A couple of examples of AI applications follow:
CARA — a tool developed by Casetext, powered by machine learning — completely sidesteps the search process in legal research. It analyses a legal document that is fed to it and generates a list of authorities that are relevant but have not been cited. It obviates the need for parties to key in search terms in respect to the issues raised and provides a powerful way of detecting weaknesses and omissions in legal documents. But it has its weaknesses. Because it relies on correlations between cases, such as how often they are cited together, documents citing only new cases may not generate results that are as effective.
Another real-world application of data extraction is Kira, which is being used by Deloitte and is the subject of agreements with DLA Piper and Clifford Chance. It uses machine learning to search large sets of unstructured data to identify concepts and clauses, which make it easier for a user to identify issues and trends across different documents. This has huge potential for in-house knowledge management.
Predictive analytics would have a use in the sentencing process, especially in analysing sentencing data contained in cases and developing possible outcomes or a range of outcomes based on the available data.
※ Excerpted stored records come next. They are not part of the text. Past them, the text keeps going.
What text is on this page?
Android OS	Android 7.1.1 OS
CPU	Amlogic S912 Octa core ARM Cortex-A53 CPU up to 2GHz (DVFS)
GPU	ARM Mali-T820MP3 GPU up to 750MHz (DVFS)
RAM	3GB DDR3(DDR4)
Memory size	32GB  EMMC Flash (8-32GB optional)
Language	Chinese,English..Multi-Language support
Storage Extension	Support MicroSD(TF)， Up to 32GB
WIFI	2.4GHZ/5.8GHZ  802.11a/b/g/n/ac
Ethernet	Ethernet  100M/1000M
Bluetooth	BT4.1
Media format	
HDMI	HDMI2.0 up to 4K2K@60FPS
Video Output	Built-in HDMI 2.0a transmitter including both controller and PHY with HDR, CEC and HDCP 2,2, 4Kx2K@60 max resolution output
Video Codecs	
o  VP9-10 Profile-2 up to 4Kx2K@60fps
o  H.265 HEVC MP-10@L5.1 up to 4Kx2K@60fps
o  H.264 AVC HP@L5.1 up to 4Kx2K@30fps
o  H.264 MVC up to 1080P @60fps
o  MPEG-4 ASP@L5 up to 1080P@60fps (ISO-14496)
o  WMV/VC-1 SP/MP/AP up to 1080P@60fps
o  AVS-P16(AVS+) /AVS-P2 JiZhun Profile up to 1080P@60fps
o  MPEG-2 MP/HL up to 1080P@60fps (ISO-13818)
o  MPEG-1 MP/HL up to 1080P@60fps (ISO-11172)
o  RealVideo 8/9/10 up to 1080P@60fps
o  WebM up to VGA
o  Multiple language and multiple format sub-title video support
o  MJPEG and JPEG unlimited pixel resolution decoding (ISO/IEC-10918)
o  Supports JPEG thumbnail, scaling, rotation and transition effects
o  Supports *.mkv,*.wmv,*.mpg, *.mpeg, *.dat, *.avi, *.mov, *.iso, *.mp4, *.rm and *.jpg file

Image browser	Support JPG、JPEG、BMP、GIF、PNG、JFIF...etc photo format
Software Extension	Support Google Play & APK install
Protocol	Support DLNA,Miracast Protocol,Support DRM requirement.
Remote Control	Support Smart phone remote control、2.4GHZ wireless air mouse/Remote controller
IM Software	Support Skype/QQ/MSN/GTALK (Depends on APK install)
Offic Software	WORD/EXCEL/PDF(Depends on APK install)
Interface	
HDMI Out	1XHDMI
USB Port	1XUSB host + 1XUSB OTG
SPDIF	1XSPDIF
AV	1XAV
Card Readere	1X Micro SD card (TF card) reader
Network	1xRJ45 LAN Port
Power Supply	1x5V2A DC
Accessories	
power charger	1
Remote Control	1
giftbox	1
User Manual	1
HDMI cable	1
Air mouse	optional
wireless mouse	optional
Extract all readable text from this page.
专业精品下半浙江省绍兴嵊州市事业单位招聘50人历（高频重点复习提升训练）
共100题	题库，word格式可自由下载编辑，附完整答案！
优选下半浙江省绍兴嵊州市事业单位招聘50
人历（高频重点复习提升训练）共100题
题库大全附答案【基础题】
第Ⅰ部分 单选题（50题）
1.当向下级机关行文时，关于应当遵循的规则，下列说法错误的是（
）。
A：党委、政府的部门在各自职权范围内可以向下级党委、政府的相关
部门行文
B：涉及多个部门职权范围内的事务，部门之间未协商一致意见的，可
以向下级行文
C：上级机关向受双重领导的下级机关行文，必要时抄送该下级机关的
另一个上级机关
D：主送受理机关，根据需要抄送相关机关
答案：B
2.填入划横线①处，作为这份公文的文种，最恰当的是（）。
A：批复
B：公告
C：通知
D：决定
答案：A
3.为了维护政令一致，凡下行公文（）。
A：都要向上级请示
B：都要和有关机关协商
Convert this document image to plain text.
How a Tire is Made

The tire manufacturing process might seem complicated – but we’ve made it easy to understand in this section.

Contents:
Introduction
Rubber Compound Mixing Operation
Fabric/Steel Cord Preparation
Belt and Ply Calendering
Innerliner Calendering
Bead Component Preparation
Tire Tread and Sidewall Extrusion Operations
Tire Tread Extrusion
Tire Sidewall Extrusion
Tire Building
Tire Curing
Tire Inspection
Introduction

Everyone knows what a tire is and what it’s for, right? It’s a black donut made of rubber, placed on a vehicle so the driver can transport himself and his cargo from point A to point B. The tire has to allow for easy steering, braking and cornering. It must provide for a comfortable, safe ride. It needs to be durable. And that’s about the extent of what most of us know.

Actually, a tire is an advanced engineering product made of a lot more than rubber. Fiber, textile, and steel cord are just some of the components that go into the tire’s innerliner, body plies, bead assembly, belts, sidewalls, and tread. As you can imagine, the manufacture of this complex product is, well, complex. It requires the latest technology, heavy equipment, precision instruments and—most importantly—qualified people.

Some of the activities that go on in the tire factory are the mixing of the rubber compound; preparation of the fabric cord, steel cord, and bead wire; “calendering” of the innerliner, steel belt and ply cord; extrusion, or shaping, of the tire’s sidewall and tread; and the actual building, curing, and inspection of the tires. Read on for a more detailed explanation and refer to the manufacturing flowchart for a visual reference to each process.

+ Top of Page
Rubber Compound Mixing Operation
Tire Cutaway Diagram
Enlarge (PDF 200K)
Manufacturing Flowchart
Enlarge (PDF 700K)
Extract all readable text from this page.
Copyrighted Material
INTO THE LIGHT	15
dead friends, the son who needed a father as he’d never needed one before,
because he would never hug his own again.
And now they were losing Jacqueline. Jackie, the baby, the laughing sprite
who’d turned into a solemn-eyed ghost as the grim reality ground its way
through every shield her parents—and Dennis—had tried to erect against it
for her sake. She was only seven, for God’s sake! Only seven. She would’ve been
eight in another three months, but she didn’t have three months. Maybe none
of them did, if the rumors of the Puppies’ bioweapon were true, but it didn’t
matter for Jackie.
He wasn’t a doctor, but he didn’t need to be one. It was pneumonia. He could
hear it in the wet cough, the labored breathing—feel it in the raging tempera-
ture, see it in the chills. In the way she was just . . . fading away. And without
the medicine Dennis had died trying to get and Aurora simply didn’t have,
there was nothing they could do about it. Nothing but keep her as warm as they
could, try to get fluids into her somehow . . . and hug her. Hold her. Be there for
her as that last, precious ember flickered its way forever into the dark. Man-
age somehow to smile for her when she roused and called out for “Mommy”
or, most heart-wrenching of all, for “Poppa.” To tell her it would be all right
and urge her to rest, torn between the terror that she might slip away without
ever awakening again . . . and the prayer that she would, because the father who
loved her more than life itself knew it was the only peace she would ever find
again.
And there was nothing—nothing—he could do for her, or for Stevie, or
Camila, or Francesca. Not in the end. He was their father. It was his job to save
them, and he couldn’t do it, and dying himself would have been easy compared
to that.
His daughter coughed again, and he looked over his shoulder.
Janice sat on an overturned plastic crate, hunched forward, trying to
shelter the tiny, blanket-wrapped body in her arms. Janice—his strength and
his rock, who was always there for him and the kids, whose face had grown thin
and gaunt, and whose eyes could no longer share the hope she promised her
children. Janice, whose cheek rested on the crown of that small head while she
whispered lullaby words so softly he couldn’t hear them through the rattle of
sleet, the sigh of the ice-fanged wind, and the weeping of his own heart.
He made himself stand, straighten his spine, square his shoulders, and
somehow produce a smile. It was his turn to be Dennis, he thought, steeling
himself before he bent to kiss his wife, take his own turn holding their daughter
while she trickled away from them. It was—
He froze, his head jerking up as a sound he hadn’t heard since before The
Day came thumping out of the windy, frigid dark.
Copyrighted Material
Care would have to be employed to ensure that the decision is that of the judge and not that of the machine.
Conclusion
Involvement in this process must have a useful and practical outcome for the New Zealand judiciary and their support people. Given the push back against technological tools and the expanded use of technology in the court process, there may well be little appetite for involvement in this programme.
There is not a lot of point in employing judicial resources in learning about the utility of processes that are not going to be used in the foreseeable future. That said my own view is that this should be pursued.
The vigour with which Judge Noel Cocurullo has pursued the development of centralised working in the Family Court and the continuing online hearing process using Teams and Sharepoint demonstrates there is an appetite for such developments and for technological solutions. The UNESCO project may keep that flame alive.
At this stage I do not have enough information to suggest that the IJS be involved. As you can see, the project is still in the developmental stage. But when some crystallisation of what is to happen is in place, consideration could be given to enlisting their support.
Recommendations
Continue to maintain a watching brief on the project and its continued development
Explore via JANZ and its contacts whether other jurisdictions are or are going to be involved, and then start a line of communication as to their views on developments
Ascertain what interest, if any, there might be on behalf of the New Zealand judiciary in learning about AI use as part of the judicial function or in courts administration. This could be done via a JANZ enquiry.
Mandate
JANZ authorises the appointment of a liaison judge to interact directly with UNESCO on this project and provide a watching brief upon developments with a report by 1 June 2021 or earlier on another jurisdiction’s activity in AI. This comes with a view to establish a standing committee who will promote communication and exchange of ideas on AI and the judicial role.